I thought the film could remedy this issue when they got to the meat of the story, the pet sematary zombies, but they turned out to be the most ridiculous part of the movie. The dead cat was fine enough, but the little girl’s performance after she is reanimated was straight-up corny, like she watched too much of Bram Stoker’s Dracula and was doing her best impression.

That came right at the climax of the film, which buried it even deeper into the grave.
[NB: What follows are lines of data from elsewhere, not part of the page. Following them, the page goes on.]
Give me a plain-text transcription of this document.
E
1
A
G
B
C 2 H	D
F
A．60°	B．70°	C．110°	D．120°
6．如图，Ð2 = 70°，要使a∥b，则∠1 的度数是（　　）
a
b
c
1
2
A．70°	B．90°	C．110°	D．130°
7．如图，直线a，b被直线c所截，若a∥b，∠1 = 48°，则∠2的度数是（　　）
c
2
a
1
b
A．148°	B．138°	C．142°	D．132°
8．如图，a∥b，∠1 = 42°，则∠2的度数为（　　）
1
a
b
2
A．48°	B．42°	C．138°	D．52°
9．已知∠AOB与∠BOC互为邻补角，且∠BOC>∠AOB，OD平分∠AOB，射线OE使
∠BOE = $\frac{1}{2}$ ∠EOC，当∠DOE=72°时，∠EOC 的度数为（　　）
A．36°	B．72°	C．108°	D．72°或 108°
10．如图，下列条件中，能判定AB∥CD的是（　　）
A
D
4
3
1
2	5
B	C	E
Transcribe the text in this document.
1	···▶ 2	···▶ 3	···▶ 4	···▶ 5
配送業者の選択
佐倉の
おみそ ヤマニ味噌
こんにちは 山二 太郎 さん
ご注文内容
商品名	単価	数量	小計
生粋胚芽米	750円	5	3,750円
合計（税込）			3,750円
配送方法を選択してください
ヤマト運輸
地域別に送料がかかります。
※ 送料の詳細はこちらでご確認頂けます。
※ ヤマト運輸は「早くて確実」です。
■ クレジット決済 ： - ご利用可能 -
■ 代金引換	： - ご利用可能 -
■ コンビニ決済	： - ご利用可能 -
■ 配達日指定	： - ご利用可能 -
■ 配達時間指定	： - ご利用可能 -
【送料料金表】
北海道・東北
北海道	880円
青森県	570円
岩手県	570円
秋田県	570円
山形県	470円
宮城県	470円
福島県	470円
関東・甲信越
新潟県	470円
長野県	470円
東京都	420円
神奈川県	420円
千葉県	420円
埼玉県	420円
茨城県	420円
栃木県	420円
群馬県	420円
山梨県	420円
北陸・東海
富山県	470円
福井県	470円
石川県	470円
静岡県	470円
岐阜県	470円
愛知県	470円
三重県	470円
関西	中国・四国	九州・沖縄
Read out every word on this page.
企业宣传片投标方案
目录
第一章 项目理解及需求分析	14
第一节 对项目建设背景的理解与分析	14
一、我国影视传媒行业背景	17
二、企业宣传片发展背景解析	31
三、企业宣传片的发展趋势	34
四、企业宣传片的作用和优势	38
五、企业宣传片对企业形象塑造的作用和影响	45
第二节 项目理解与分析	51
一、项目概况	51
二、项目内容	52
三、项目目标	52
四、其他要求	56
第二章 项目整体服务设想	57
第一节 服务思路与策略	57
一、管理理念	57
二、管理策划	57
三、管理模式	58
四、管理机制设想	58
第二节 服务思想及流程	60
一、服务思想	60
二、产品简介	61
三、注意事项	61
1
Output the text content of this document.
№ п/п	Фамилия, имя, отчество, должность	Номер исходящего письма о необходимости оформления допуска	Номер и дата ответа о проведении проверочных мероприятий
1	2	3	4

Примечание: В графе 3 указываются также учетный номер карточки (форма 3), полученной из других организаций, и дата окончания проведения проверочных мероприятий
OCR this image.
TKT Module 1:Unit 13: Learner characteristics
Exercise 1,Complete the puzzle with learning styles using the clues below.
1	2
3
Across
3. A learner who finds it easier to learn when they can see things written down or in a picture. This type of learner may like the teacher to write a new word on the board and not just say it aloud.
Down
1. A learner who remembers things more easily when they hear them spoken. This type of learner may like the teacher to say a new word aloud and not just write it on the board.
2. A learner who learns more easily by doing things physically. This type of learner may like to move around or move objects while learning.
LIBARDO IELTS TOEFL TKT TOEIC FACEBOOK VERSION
The climax of a horror movie is supposed to be the time where all the pent-up tension is released in a terrifying chaos, but with Pet Sematary’s final act, it was more of a dying cough than a fully fleshed out ending.

Perhaps I’ve been too spoiled by really good horror movies in recent years, like the aforementioned Hereditary or Us, but Pet Sematary feels so painfully average and bland. 

There isn’t enough depth in the characters to warrant a deeper investment, the story is plainer than bread and the scares will draw a surprised gasp at best. The film is ultimately hollow, and it feels like it missed a couple steps on its way to being, frankly, scary.

To the viewers that haven’t yet broken in to the horror genre, this could potentially be a viable starting point to get accustomed to all the standards of scary films. 

But to those viewers that are more experienced in the horror movie pool, this lukewarm mix won’t be enough.